Last but not least is the SOJ representative in Tuolumne, Aaron Nasarow. He recently bragged on Facebook that his son hangs out with the SOJPB, and he pals around with violent right-wing militia members like Lewis Conley of the Central Valley Patriots (CVP) – and is also a member of the CVP – and shared pictures of himself on his Facebook page making the white power hand gesture while wearing an SOJ shirt. Nasarow’s Facebook page is littered with images of him wearing SOJ gear and selling it at numerous events over the last few years.
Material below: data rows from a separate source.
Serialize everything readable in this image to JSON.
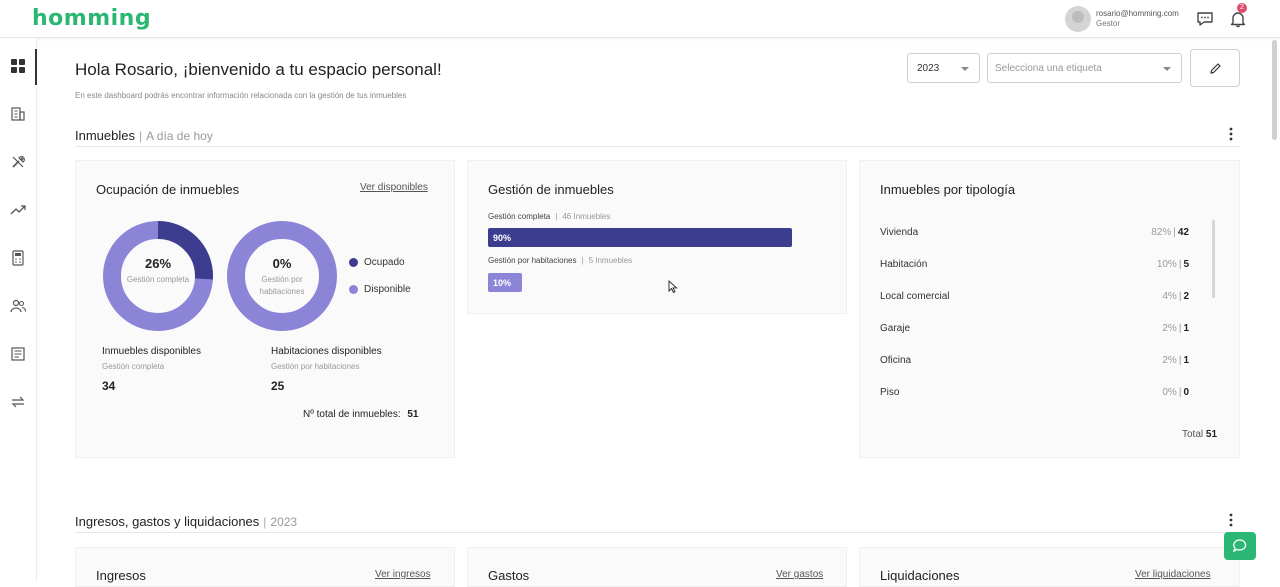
{
  "brand": {
    "logo_text": "homming",
    "color": "#2bb673"
  },
  "header": {
    "user_email": "rosario@homming.com",
    "user_role": "Gestor",
    "notification_count": "2"
  },
  "sidebar": {
    "items": [
      {
        "icon": "dashboard-icon",
        "active": true
      },
      {
        "icon": "building-icon"
      },
      {
        "icon": "tools-icon"
      },
      {
        "icon": "trending-icon"
      },
      {
        "icon": "calculator-icon"
      },
      {
        "icon": "users-icon"
      },
      {
        "icon": "document-icon"
      },
      {
        "icon": "transfer-icon"
      }
    ]
  },
  "page": {
    "title": "Hola Rosario, ¡bienvenido a tu espacio personal!",
    "subtitle": "En este dashboard podrás encontrar información relacionada con la gestión de tus inmuebles",
    "year_value": "2023",
    "tag_placeholder": "Selecciona una etiqueta"
  },
  "section_inmuebles": {
    "title": "Inmuebles",
    "extra": "A día de hoy"
  },
  "ocupacion": {
    "title": "Ocupación de inmuebles",
    "link": "Ver disponibles",
    "donut1_pct": "26%",
    "donut1_label": "Gestión completa",
    "donut1_fraction": 0.26,
    "donut2_pct": "0%",
    "donut2_label": "Gestión por habitaciones",
    "donut2_fraction": 0.0,
    "legend_ocupado": "Ocupado",
    "legend_disponible": "Disponible",
    "color_ocupado": "#3d3d8f",
    "color_disponible": "#8b84d7",
    "stat1_title": "Inmuebles disponibles",
    "stat1_sub": "Gestión completa",
    "stat1_value": "34",
    "stat2_title": "Habitaciones disponibles",
    "stat2_sub": "Gestión por habitaciones",
    "stat2_value": "25",
    "total_label": "Nº total de inmuebles:",
    "total_value": "51"
  },
  "gestion": {
    "title": "Gestión de inmuebles",
    "row1_label": "Gestión completa",
    "row1_count": "46 Inmuebles",
    "row1_pct": "90%",
    "row1_fraction": 0.9,
    "row2_label": "Gestión por habitaciones",
    "row2_count": "5 Inmuebles",
    "row2_pct": "10%",
    "row2_fraction": 0.1
  },
  "tipologia": {
    "title": "Inmuebles por tipología",
    "rows": [
      {
        "name": "Vivienda",
        "pct": "82%",
        "count": "42"
      },
      {
        "name": "Habitación",
        "pct": "10%",
        "count": "5"
      },
      {
        "name": "Local comercial",
        "pct": "4%",
        "count": "2"
      },
      {
        "name": "Garaje",
        "pct": "2%",
        "count": "1"
      },
      {
        "name": "Oficina",
        "pct": "2%",
        "count": "1"
      },
      {
        "name": "Piso",
        "pct": "0%",
        "count": "0"
      }
    ],
    "total_label": "Total",
    "total_value": "51"
  },
  "section_ingresos": {
    "title": "Ingresos, gastos y liquidaciones",
    "extra": "2023"
  },
  "bottom_cards": {
    "ingresos_title": "Ingresos",
    "ingresos_link": "Ver ingresos",
    "gastos_title": "Gastos",
    "gastos_link": "Ver gastos",
    "liquidaciones_title": "Liquidaciones",
    "liquidaciones_link": "Ver liquidaciones"
  }
}
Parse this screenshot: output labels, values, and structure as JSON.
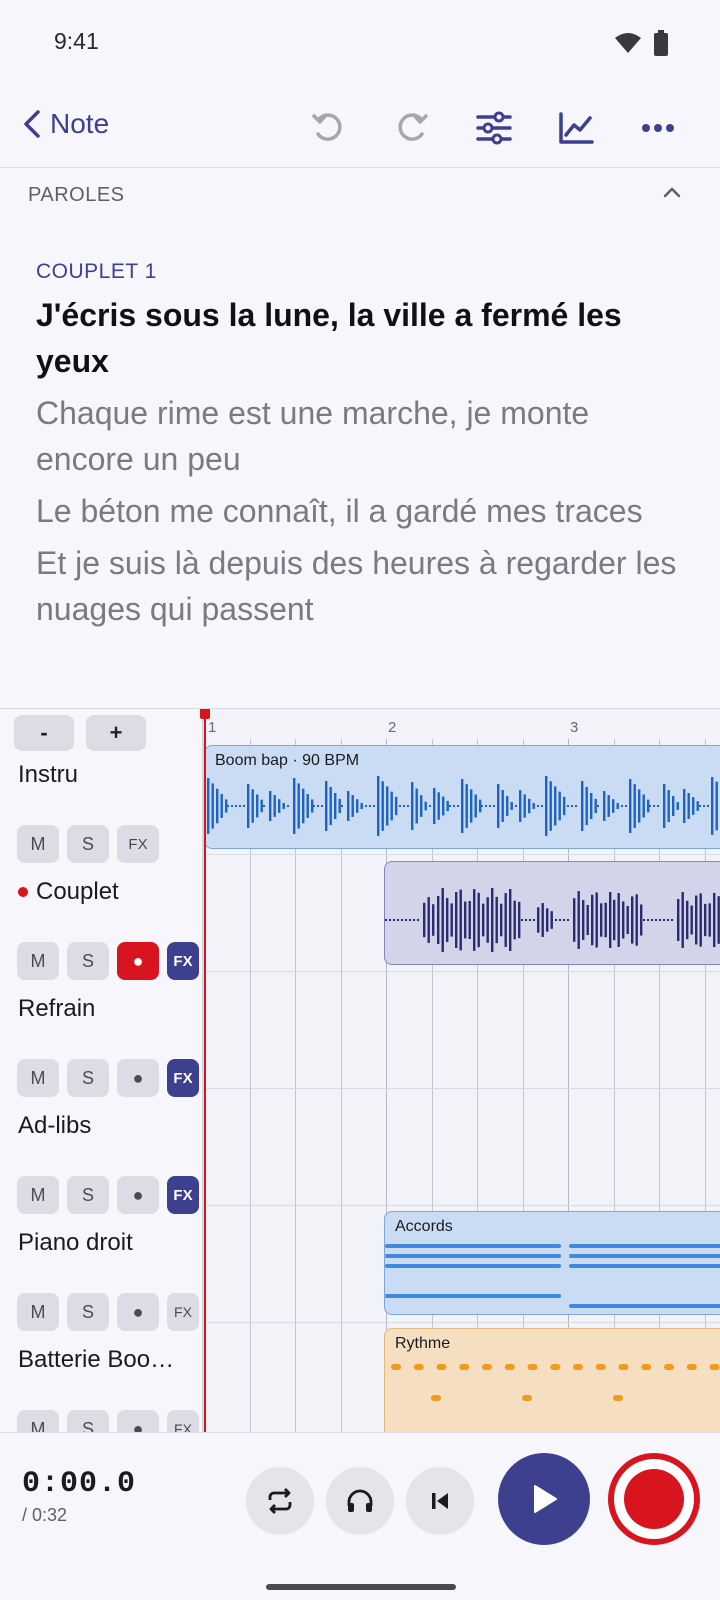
{
  "status": {
    "time": "9:41"
  },
  "topbar": {
    "back_label": "Note"
  },
  "lyrics": {
    "section_title": "PAROLES",
    "verse_label": "COUPLET 1",
    "lines": [
      "J'écris sous la lune, la ville a fermé les yeux",
      "Chaque rime est une marche, je monte encore un peu",
      "Le béton me connaît, il a gardé mes traces",
      "Et je suis là depuis des heures à regarder les nuages qui passent"
    ],
    "active_line": 0
  },
  "zoom": {
    "minus": "-",
    "plus": "+"
  },
  "timeline": {
    "bars": [
      "1",
      "2",
      "3"
    ]
  },
  "tracks": [
    {
      "name": "Instru",
      "armed": false,
      "buttons": [
        "M",
        "S",
        "FX"
      ],
      "fx_on": false
    },
    {
      "name": "Couplet",
      "armed": true,
      "buttons": [
        "M",
        "S",
        "●",
        "FX"
      ],
      "fx_on": true
    },
    {
      "name": "Refrain",
      "armed": false,
      "buttons": [
        "M",
        "S",
        "●",
        "FX"
      ],
      "fx_on": true
    },
    {
      "name": "Ad-libs",
      "armed": false,
      "buttons": [
        "M",
        "S",
        "●",
        "FX"
      ],
      "fx_on": true
    },
    {
      "name": "Piano droit",
      "armed": false,
      "buttons": [
        "M",
        "S",
        "●",
        "FX"
      ],
      "fx_on": false
    },
    {
      "name": "Batterie Boo…",
      "armed": false,
      "buttons": [
        "M",
        "S",
        "●",
        "FX"
      ],
      "fx_on": false
    }
  ],
  "clips": {
    "instru": "Boom bap · 90 BPM",
    "piano": "Accords",
    "drums": "Rythme"
  },
  "transport": {
    "current": "0:00.0",
    "total": "/ 0:32"
  },
  "colors": {
    "accent": "#3d3f8f",
    "record": "#d8141f",
    "audio_clip": "#c9dcf4",
    "vocal_clip": "#d3d3ea",
    "drum_clip": "#f6dfc0"
  }
}
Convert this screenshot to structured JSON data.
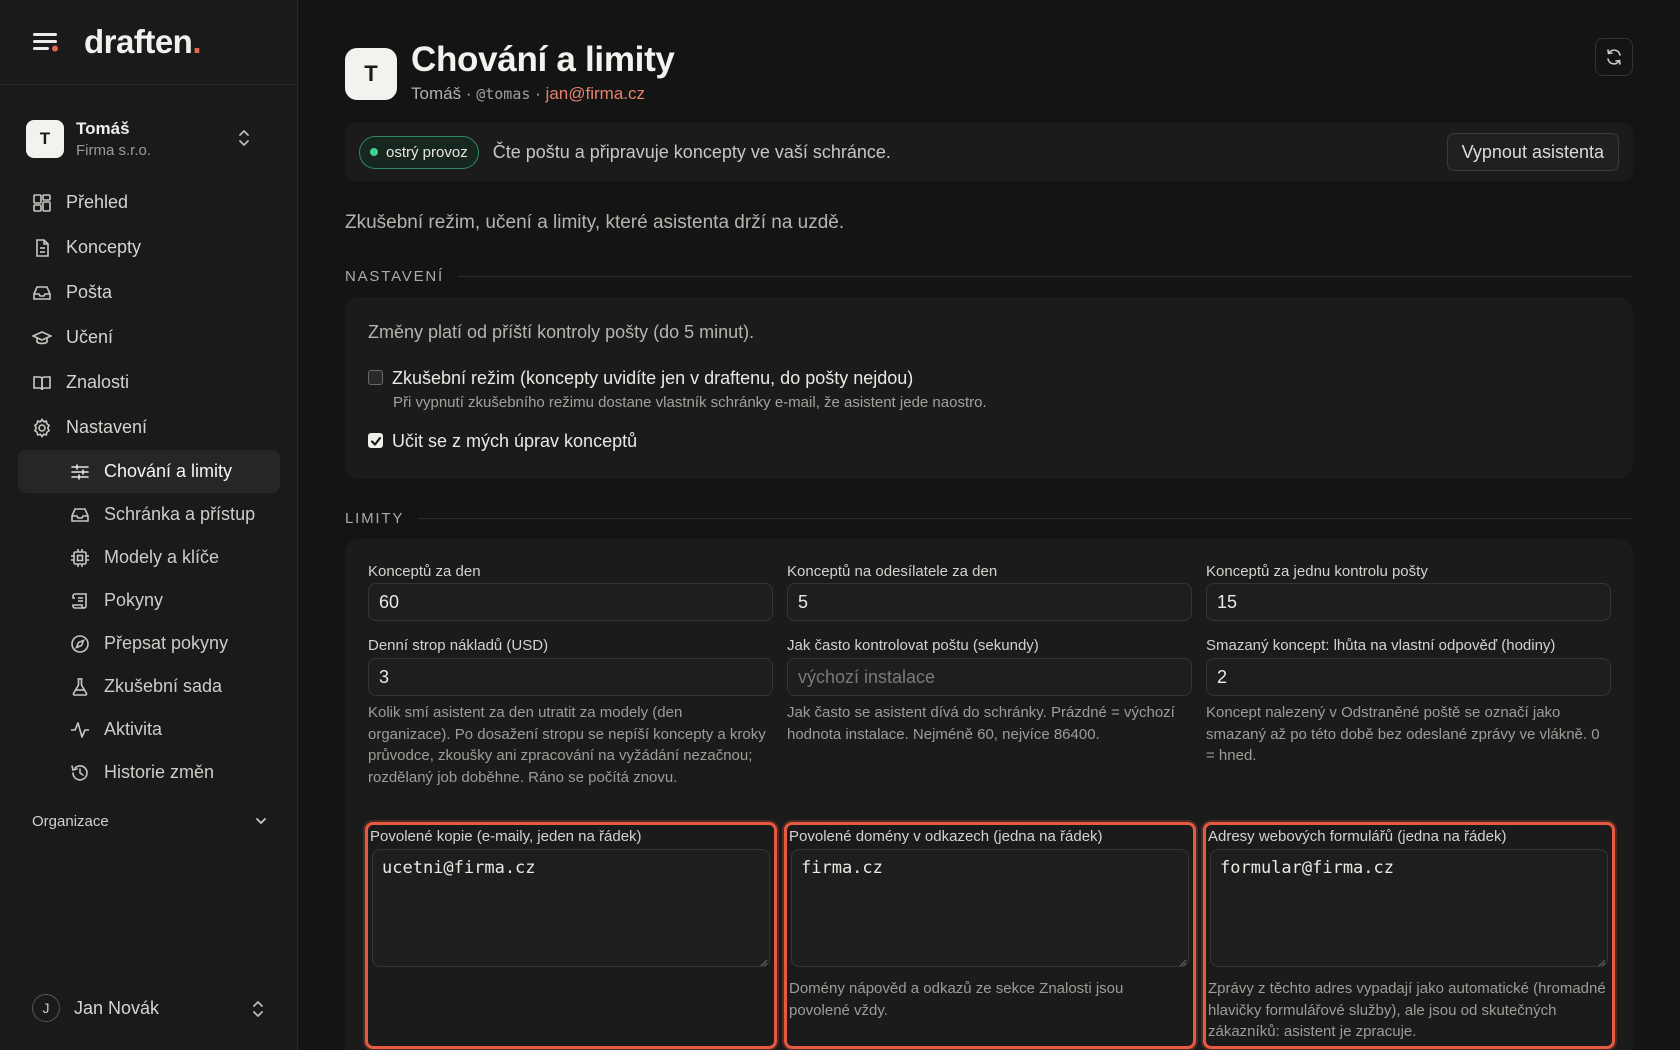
{
  "brand": {
    "name": "draften",
    "dot": "."
  },
  "org": {
    "initial": "T",
    "name": "Tomáš",
    "sub": "Firma s.r.o."
  },
  "nav": {
    "overview": "Přehled",
    "drafts": "Koncepty",
    "mail": "Pošta",
    "learning": "Učení",
    "knowledge": "Znalosti",
    "settings": "Nastavení",
    "sub": {
      "behavior": "Chování a limity",
      "mailbox": "Schránka a přístup",
      "models": "Modely a klíče",
      "instructions": "Pokyny",
      "rewrite": "Přepsat pokyny",
      "testset": "Zkušební sada",
      "activity": "Aktivita",
      "history": "Historie změn"
    }
  },
  "organizations_label": "Organizace",
  "user": {
    "initial": "J",
    "name": "Jan Novák"
  },
  "header": {
    "avatar": "T",
    "title": "Chování a limity",
    "name": "Tomáš",
    "sep": "·",
    "handle": "@tomas",
    "email": "jan@firma.cz"
  },
  "status": {
    "badge": "ostrý provoz",
    "text": "Čte poštu a připravuje koncepty ve vaší schránce.",
    "off_button": "Vypnout asistenta"
  },
  "intro": "Zkušební režim, učení a limity, které asistenta drží na uzdě.",
  "settings": {
    "heading": "NASTAVENÍ",
    "note": "Změny platí od příští kontroly pošty (do 5 minut).",
    "trial_label": "Zkušební režim (koncepty uvidíte jen v draftenu, do pošty nejdou)",
    "trial_checked": false,
    "trial_help": "Při vypnutí zkušebního režimu dostane vlastník schránky e-mail, že asistent jede naostro.",
    "learn_label": "Učit se z mých úprav konceptů",
    "learn_checked": true
  },
  "limits": {
    "heading": "LIMITY",
    "per_day": {
      "label": "Konceptů za den",
      "value": "60"
    },
    "per_sender": {
      "label": "Konceptů na odesílatele za den",
      "value": "5"
    },
    "per_check": {
      "label": "Konceptů za jednu kontrolu pošty",
      "value": "15"
    },
    "cost_cap": {
      "label": "Denní strop nákladů (USD)",
      "value": "3",
      "help": "Kolik smí asistent za den utratit za modely (den organizace). Po dosažení stropu se nepíší koncepty a kroky průvodce, zkoušky ani zpracování na vyžádání nezačnou; rozdělaný job doběhne. Ráno se počítá znovu."
    },
    "poll": {
      "label": "Jak často kontrolovat poštu (sekundy)",
      "placeholder": "výchozí instalace",
      "help": "Jak často se asistent dívá do schránky. Prázdné = výchozí hodnota instalace. Nejméně 60, nejvíce 86400."
    },
    "deleted": {
      "label": "Smazaný koncept: lhůta na vlastní odpověď (hodiny)",
      "value": "2",
      "help": "Koncept nalezený v Odstraněné poště se označí jako smazaný až po této době bez odeslané zprávy ve vlákně. 0 = hned."
    },
    "cc": {
      "label": "Povolené kopie (e-maily, jeden na řádek)",
      "value": "ucetni@firma.cz"
    },
    "domains": {
      "label": "Povolené domény v odkazech (jedna na řádek)",
      "value": "firma.cz",
      "help": "Domény nápověd a odkazů ze sekce Znalosti jsou povolené vždy."
    },
    "forms": {
      "label": "Adresy webových formulářů (jedna na řádek)",
      "value": "formular@firma.cz",
      "help": "Zprávy z těchto adres vypadají jako automatické (hromadné hlavičky formulářové služby), ale jsou od skutečných zákazníků: asistent je zpracuje."
    }
  },
  "colors": {
    "accent": "#e5654f",
    "highlight": "#e55a40",
    "status_green": "#3dd28d",
    "background": "#141414"
  }
}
He’s Facebook friends with Win Carpenter, the chair of the SOJ movement, and in 2019 was awarded the “David Garcia Award” for the “selfless work he does everyday [sic] to further the goals of Jefferson.” Nasarow also recently appeared in a photograph with the leader of the SOJ movement, Mark Baird.
Even though it belongs in the dustbin of history, the SOJ movement needs to clean house. But will its leaders do so? Will it denounce white racist right-wing terrorist groups like the Proud Boys, militia enthusiasts like James Mark, as well as racist violence and systemic racism? Will leaders of the SOJ movement stop posting racist content on social media, or ridiculously refer to these questions as another example of so-called “liberal cancel culture?”
Maybe Doug LaMalfa, U.S. Representative for District 1, should think twice about wearing SOJ gear. But will he?
There are a lot of great people in the proposed boundaries of the SOJ, but racism does exist in the region, and it’s toxic, dangerous and deadly. It is also an intergenerational curse due to the fact that people like Sally Rapoza, Mark and Lyndia Kent, Aaron Nasarow, and so many others are passing it on to younger generations.
Judging by the perspectives of SOJ leadership and their inability to separate the movement from racist right-wing extremists and conspiracy theorists, it’s safe to say that race relations would suffer even more if the SOJ became the 51st state. As argued in Part 1 of this series, the SOJ is an identity, not a practical geographic reality. It is part of a cultural civil war being led by people with beliefs that are on the wrong side of history, and it’s tarnishing the landscape.